A tribuna tem sido utilizada constantemente por pessoas dos mais variados setores da comunidade vargengrandense. Mais recentemente, a professora Lucila Garcia, no dia 22 de abril, fez uso do espaço para levar aos vereadores o fato de que os professores da rede municipal de educação seguem com salários abaixo do estipulado pelo Piso Nacional do Magistério, entre outros apontamentos.
No entanto, na segunda-feira, dia 27 de abril, a mesma professora usou suas redes sociais para alertar a população sobre o Projeto de Resolução nº 03/2026, que havia dado entrada no sistema interno do Legislativo para ser apreciado pelos vereadores. A proposta alterava o Regimento Interno com o objetivo de disciplinar o uso da tribuna: reduzia o tempo de fala de 15 para 10 minutos, restringia a inscrição a representantes de associações de moradores, entidades de utilidade pública e grupos sociais não formalmente constituídos, e impunha intervalo de seis meses entre usos pela mesma pessoa, entre outros pontos.

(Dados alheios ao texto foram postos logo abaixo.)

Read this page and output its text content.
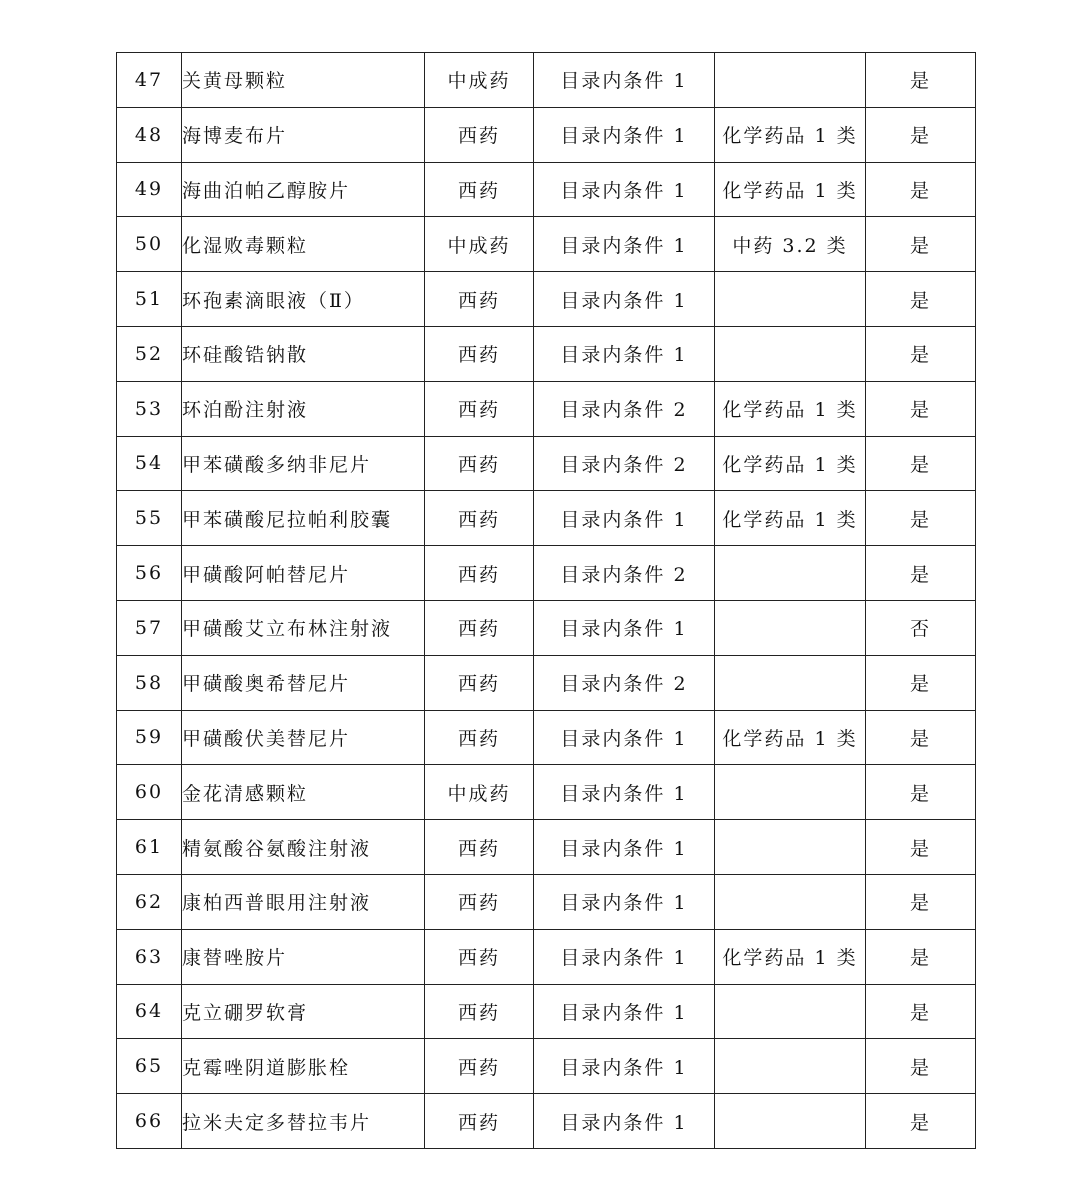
47	关黄母颗粒	中成药	目录内条件 1		是
48	海博麦布片	西药	目录内条件 1	化学药品 1 类	是
49	海曲泊帕乙醇胺片	西药	目录内条件 1	化学药品 1 类	是
50	化湿败毒颗粒	中成药	目录内条件 1	中药 3.2 类	是
51	环孢素滴眼液（Ⅱ）	西药	目录内条件 1		是
52	环硅酸锆钠散	西药	目录内条件 1		是
53	环泊酚注射液	西药	目录内条件 2	化学药品 1 类	是
54	甲苯磺酸多纳非尼片	西药	目录内条件 2	化学药品 1 类	是
55	甲苯磺酸尼拉帕利胶囊	西药	目录内条件 1	化学药品 1 类	是
56	甲磺酸阿帕替尼片	西药	目录内条件 2		是
57	甲磺酸艾立布林注射液	西药	目录内条件 1		否
58	甲磺酸奥希替尼片	西药	目录内条件 2		是
59	甲磺酸伏美替尼片	西药	目录内条件 1	化学药品 1 类	是
60	金花清感颗粒	中成药	目录内条件 1		是
61	精氨酸谷氨酸注射液	西药	目录内条件 1		是
62	康柏西普眼用注射液	西药	目录内条件 1		是
63	康替唑胺片	西药	目录内条件 1	化学药品 1 类	是
64	克立硼罗软膏	西药	目录内条件 1		是
65	克霉唑阴道膨胀栓	西药	目录内条件 1		是
66	拉米夫定多替拉韦片	西药	目录内条件 1		是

Lucila criticou a proposta, classificando-a como uma forma de cercear o acesso da população ao dispositivo. Vereadores contrários à iniciativa também se manifestaram nas redes sociais, e muitos internautas criticaram duramente a possível alteração. Na mesma segunda-feira, o projeto — que trazia como autores os membros da Mesa Diretora, o presidente Maicon (Republicanos), o vice-presidente Ratinho (Podemos), o primeiro secretário Paulinho da Prefeitura (Podemos), o segundo secretário Joãozinho (Republicanos) e o tesoureiro Bilu (Solidariedade) — foi excluído do sistema.

Erro técnico
A Gazeta de Vargem Grande entrou em contato com o Legislativo para questionar o que motivou tanto a criação quanto a exclusão do projeto. O assessor especial da presidência, Valter Luís de Mello, explicou que, desde o final do ano passado, o presidente da Casa, vereador Maicon, havia incumbido a ele, ao procurador jurídico e à assessoria legislativa a tarefa de estudar uma reformulação do regimento interno. “Em razão disso, diversos temas estão sendo analisados pela parte técnica, sem envolvimento direto dos vereadores neste momento”, disse.

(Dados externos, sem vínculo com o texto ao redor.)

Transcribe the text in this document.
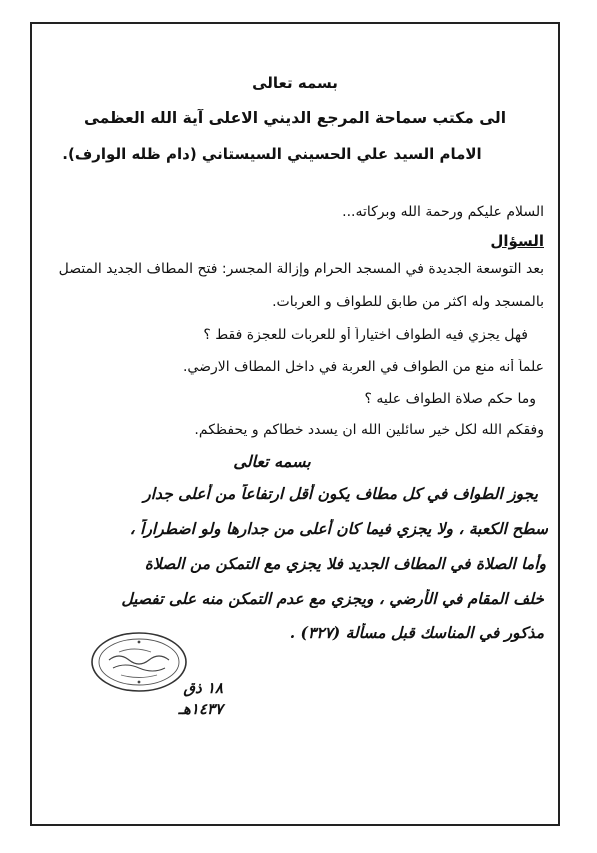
بسمه تعالى
الى مكتب سماحة المرجع الديني الاعلى آية الله العظمى
الامام السيد علي الحسيني السيستاني (دام ظله الوارف).
السلام عليكم ورحمة الله وبركاته...
السؤال
بعد التوسعة الجديدة في المسجد الحرام وإزالة المجسر: فتح المطاف الجديد المتصل
بالمسجد وله اكثر من طابق للطواف و العربات.
فهل يجزي فيه الطواف اختياراً أو للعربات للعجزة فقط ؟
علماً أنه منع من الطواف في العربة في داخل المطاف الارضي.
وما حكم صلاة الطواف عليه ؟
وفقكم الله لكل خير سائلين الله ان يسدد خطاكم و يحفظكم.
بسمه تعالى
يجوز الطواف في كل مطاف يكون أقل ارتفاعاً من أعلى جدار
سطح الكعبة ، ولا يجزي فيما كان أعلى من جدارها ولو اضطراراً ،
وأما الصلاة في المطاف الجديد فلا يجزي مع التمكن من الصلاة
خلف المقام في الأرضي ، ويجزي مع عدم التمكن منه على تفصيل
مذكور في المناسك قبل مسألة (٣٢٧) .
١٨ ذق
١٤٣٧هـ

Segundo ele, o objetivo é modernizar e atualizar o regimento, inclusive com a migração para um sistema eletrônico. Entre as mudanças já aprovadas está a implantação do painel eletrônico para votação, que substituiu o sistema físico de votação nominal e simbólica. Outro ponto em estudo é a regulamentação do uso da tribuna livre, com a possibilidade de inscrição digital pelo site da Câmara — atualmente feita em livro físico. “A ideia é permitir que o cidadão faça sua inscrição de casa, sem precisar se deslocar até a Câmara, mantendo, porém, o suporte presencial para quem tiver dificuldade”, observou.
Sobre o episódio que gerou repercussão, Valter classificou o ocorrido como um equívoco operacional. Um modelo que seria usado apenas como base de estudo teria sido inserido incorretamente no sistema, sem passar pelas etapas necessárias de elaboração formal, análise jurídica e tramitação interna. “Além disso, o documento não possuía assinatura, o que significa que não tinha validade nem poderia tramitar oficialmente”, pontuou. Assim que identificado o erro, o documento foi retirado imediatamente e o processo retornou à fase inicial de estudo.
O assessor afirmou que não houve pressão externa para a retirada e negou que a proposta restringiria a participação popular. “Pelo contrário: a tribuna livre continua sendo prioritariamente destinada ao cidadão, podendo também ser utilizada por representantes de entidades”, disse. Valter reforçou que qualquer mudança no regimento só será implementada após todo o trâmite legal e administrativo adequado.